Yesterday, White House science adviser John Holdren told The Washington Post that the Obama administration might soften its stance that 100 percent of the carbon permits under a cap-and-trade system need to be auctioned off. That's not overly shocking. Ed Markey and Henry Waxman in the House have hinted at a similar compromise. Environmentalists don't like it, but any climate bill capable of snagging 60 votes in the Senate will have to make some concessions to industry lobbyists. (Electric utilities are already agitating to have up to 40 percent of carbon allowances given out for free to distributors and merchant coal generators.)

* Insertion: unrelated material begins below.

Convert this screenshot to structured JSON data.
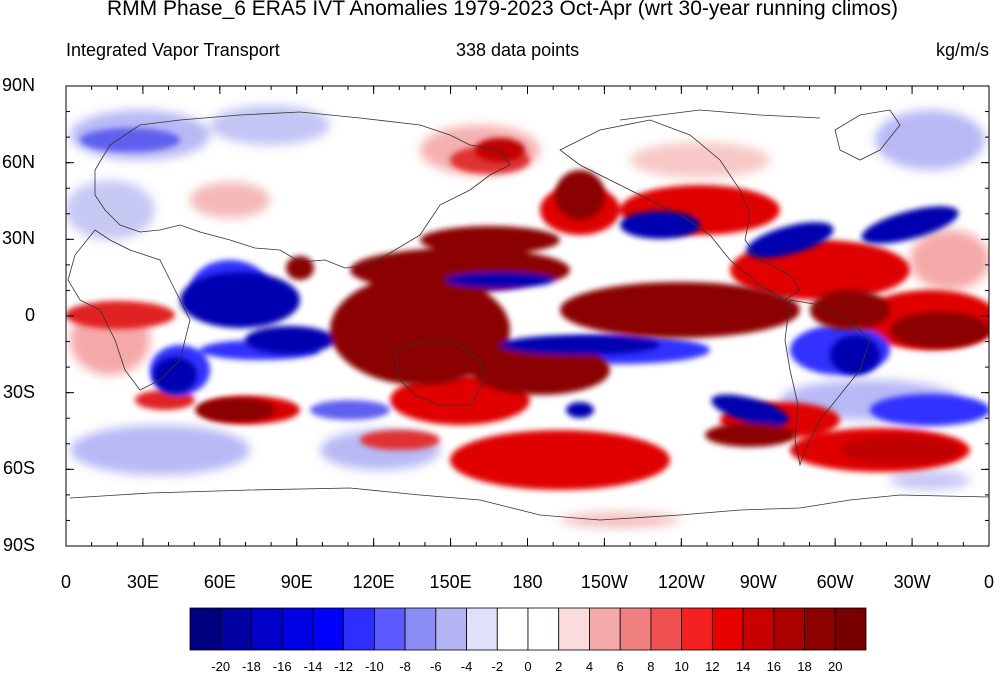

A compromise would mean that some lucky companies get pollution allowances for free rather than having to buy them from the government at an auction. This won't ease the burden for consumers at all. Unregulated utilities that receive free permits will still hike up fossil-fuel prices (to compensate for the opportunity cost of not selling their allowances). Utilities that are tightly regulated, meanwhile, might pass along savings to electricity consumers, but for the economy-wide cap to work, carbon prices would then have to rise even higher in other sectors. Peter Orszag explained it all in his Senate testimony last year.
The primary issue here is distributive. If the government auctioned off all carbon permits, it would raise more revenue to rebate to consumers, making the overall system progressive—low-income Americans would actually come out ahead. But if permits are handed out for free, there's less money available for consumer rebates, while the companies that received free permits would reap profit windfalls—as happened in Europe initially. This would make the cap more regressive, as the Congressional Budget Office chart below shows. The impact of a 100 percent auction is shown on the left; the effects of a 100 percent giveaway are on the right—presumably a final bill would come somewhere in the middle:
That said, as long as you set the cap correctly, emissions should decline no matter how you dole out permits. And free handouts, in moderation, can be useful as subsidies to prevent some of the more energy-intensive industries like cement, paper, and chemicals from fleeing to China, where they'd be able to pollute unabated.
But this is one design aspect of cap-and-trade that needs to be eyed closely. In theory, only industries that are genuinely at risk of vanishing should get free permits—and the permits ought to be phased out as quickly as possible. If electric utilities are just grubbing for free allowances they don't actually need in order to boost profits, then the system has gone very badly awry.